Chaos Engineering: Be thoughtful about failure

Nov 18, 2025

Chaos Engineering isn’t about breaking things. It’s about being thoughtful about failure to learn something. Gremlin founder and CEO Kolton Andrus lays it out in this clip from when he sat down with Stephen Townshend on the Slight Reliability podcast!

FULL TRANSCRIPT:

The purpose is not just to see if we can break things, to break things, and that could probably be done fairly easily. The purpose is to be thoughtful about the failure and learn something, or to validate a resilience mechanism.

And so yeah, when you're thinking about this single host, what you should do is some failure mode analysis. Hey. What do I expect to have happen? And so this is another part of what I think is really the discipline that gets missed when we talk about just Chaos Engineering. And that's: Hey, we wanna sit down. We want to plan out these experiments. We want to have a hypothesis. Here's what we think will happen. We're gonna have ways to measure it. We might wanna have a fallback plan if things go wrong of how we're gonna clean it up and restore back to steady state. We probably want to notify some people if we're running in a shared environment so it's not a total surprise.

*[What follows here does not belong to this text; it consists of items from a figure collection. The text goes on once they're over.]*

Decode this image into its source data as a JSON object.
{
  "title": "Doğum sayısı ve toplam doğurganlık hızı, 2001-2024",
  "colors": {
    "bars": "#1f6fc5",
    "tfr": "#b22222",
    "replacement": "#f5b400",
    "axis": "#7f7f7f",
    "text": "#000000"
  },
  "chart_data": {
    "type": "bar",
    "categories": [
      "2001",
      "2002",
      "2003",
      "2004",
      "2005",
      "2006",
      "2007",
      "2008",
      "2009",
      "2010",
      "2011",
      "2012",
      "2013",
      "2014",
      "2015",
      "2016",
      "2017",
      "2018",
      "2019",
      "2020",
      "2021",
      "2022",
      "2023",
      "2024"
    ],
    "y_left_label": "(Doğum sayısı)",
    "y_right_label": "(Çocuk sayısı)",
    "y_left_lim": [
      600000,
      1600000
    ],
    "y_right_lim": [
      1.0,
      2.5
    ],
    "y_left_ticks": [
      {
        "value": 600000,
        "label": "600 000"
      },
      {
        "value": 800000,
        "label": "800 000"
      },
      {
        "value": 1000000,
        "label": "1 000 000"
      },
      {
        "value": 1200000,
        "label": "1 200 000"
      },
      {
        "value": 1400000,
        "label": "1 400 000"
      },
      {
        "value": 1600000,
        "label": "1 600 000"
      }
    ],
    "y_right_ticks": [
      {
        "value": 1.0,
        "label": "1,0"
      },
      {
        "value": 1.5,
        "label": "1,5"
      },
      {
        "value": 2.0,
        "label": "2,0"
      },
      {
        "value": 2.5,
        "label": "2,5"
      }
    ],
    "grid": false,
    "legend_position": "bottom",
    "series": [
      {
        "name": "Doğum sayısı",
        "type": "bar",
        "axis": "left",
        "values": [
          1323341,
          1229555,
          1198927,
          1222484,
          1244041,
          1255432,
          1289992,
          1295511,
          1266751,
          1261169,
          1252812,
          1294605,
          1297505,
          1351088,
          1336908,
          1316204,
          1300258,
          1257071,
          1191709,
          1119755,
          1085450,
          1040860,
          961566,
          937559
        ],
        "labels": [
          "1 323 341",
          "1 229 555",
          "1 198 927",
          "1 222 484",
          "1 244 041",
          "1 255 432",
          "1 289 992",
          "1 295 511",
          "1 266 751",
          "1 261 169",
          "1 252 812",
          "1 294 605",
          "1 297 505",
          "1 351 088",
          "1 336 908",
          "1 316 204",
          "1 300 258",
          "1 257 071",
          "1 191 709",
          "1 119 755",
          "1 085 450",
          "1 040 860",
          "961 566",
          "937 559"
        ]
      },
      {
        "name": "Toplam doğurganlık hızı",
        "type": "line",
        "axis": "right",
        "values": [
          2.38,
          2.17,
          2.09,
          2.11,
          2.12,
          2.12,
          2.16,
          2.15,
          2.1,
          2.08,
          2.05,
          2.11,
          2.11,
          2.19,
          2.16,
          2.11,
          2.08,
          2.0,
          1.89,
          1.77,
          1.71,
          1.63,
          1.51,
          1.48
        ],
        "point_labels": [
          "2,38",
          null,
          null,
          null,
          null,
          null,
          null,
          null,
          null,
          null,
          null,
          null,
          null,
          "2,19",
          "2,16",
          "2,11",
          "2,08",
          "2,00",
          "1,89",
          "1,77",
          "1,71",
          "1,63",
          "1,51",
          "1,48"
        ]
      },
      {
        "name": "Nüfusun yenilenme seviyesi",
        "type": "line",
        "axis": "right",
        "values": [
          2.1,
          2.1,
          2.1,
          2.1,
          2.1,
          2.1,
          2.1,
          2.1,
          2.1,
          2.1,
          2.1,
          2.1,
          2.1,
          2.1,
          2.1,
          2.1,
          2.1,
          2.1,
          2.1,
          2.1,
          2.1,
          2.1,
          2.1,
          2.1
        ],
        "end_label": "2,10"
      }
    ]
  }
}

And then, yeah, and if we do the analysis and we say, "Hey, we're testing the redundancy of our server. And this application only runs on one server." Boom. You don't need to run the test. You know you're at risk. Go fix that. Go get it running on two or three hosts and then bring one of 'em down. Then you're validating this resilience mechanism you put in place.

But there's no need to put the system at risk if you already know the answer.